Troisième partieDépart et mutation d’un atelier parisien (1685-1717)
Chapitre premierLa révocation de l’édit de Nantes : la fin d’une époque ?
Parisiens et académiciens, les Elle semblent échapper, jusqu’au début des années 1680, au durcissement de la politique royale à l’égard des protestants. Ce n’est que le 10 mars 1681 que ses conséquences commencent à se faire concrètement sentir, avec leur exclusion de l’Académie royale de peinture et de sculpture. Louis Elle le Père et son fils n’en continuent pas moins de fréquenter le temple de Charenton jusqu’à la révocation de l’édit de Nantes, le 18 octobre 1685. Huit jours plus tard, ils sont convoqués, avec Samuel Bernard, à la lieutenance générale de police. Samuel Bernard abjure dès le lendemain, suivi, le 30 décembre, par Louis Elle le Père. Louis Elle le Jeune participe à des réunions clandestines et ne se convertit que sous la menace d’un embastillement, en mars 1686. Sa sœur et son beau-frère sont emprisonnés, puis exilés. Malgré leur réintégration immédiate à l’Académie, la résistance des Elle doit avoir eu des conséquences sur leur clientèle, notamment pour Louis Elle le Jeune. Si Louis Elle le Père parvient à obtenir la prestigieuse commande du portrait de la marquise de Maintenon pour la Maison royale de Saint-Cyr, en 1688, son fils n’est pas choisi pour peindre le pendant, représentant le roi, en 1690. Il est fragilisé par la mort de Louis Elle le Père, le 12 décembre 1689.

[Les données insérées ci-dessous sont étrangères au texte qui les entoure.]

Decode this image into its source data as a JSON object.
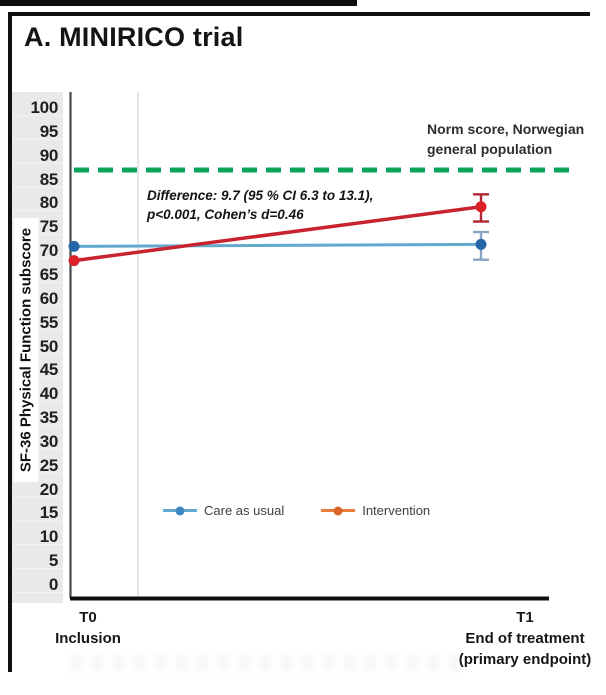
{
  "figure": {
    "panel_label": "A. MINIRICO trial"
  },
  "chart_data": {
    "type": "line",
    "title": "A. MINIRICO trial",
    "xlabel": "",
    "ylabel": "SF-36 Physical Function subscore",
    "ylim": [
      0,
      100
    ],
    "ytick_step": 5,
    "gridlines": "single faint vertical line near T0, no horizontal gridlines",
    "legend_position": "bottom-center inside plot",
    "categories": [
      "T0",
      "T1"
    ],
    "x_tick_labels": [
      [
        "T0",
        "Inclusion"
      ],
      [
        "T1",
        "End of treatment",
        "(primary endpoint)"
      ]
    ],
    "series": [
      {
        "name": "Care as usual",
        "values": [
          71,
          71.4
        ],
        "ci_T1": [
          68.2,
          74.0
        ],
        "line_color": "#64A9CE",
        "marker_color": "#2566A8",
        "error_bar_color": "#86A6C2",
        "legend_marker_color": "#64A9CE",
        "legend_dot_color": "#3E87C0"
      },
      {
        "name": "Intervention",
        "values": [
          68,
          79.3
        ],
        "ci_T1": [
          76.2,
          81.9
        ],
        "line_color": "#C8232E",
        "marker_color": "#DA2128",
        "error_bar_color": "#B22736",
        "legend_marker_color": "#E87D3C",
        "legend_dot_color": "#D8662A"
      }
    ],
    "norm_line": {
      "value": 87,
      "style": "dashed",
      "color": "#0CA257",
      "label_lines": [
        "Norm score, Norwegian",
        "general population"
      ]
    },
    "annotation_lines": [
      "Difference: 9.7 (95 % CI 6.3 to 13.1),",
      "p<0.001, Cohen’s d=0.46"
    ]
  }
}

Chapitre IIParadoxes et tentatives d’explication du départ à Rennes
Les dernières années parisiennes de Louis Elle le Jeune demeurent mal connues. Il est acquis qu’il renonce, comme son frère et ses sœurs, à la succession de son père, et qu’il se trouve à Nantes le 12 août 1695 et le 7 avril 1696. Le 1er décembre 1696, il envoie ses compliments depuis Rennes à l’Académie royale de peinture et de sculpture et reste dans cette ville jusqu’à sa mort, en 1717. Les raisons de son choix ne sont pas, à ce jour, parfaitement éclairées. Il est possible que Louis Elle le Jeune ait quitté Paris après les remous provoqués par sa résistance au moment de la révocation. Il retrouve l’un de ses cousins, Josué Gargoulleau, exilé à Rennes depuis 1689. Des considérations financières ont également pu jouer : la raréfaction des commandes royales encourage les peintres à se tourner vers le genre du portrait, très rémunérateur. Dans ce contexte, la concurrence entre les Académiciens est forte, à Paris tout au moins. À Rennes, Louis Elle le Jeune est le seul représentant de l’institution, ce qui lui permet de travailler pour les magistrats et leurs familles. Exilés après la révolte du Papier timbré, les parlementaires se réinstallent dans la ville en 1690, et commandent un grand décor à Jean Jouvenet. Dès 1696, Louis Elle le Jeune espère sans doute s’en voir également confier un.
Chapitre IIIL’atelier-phare d’une capitale régionale excentrée ?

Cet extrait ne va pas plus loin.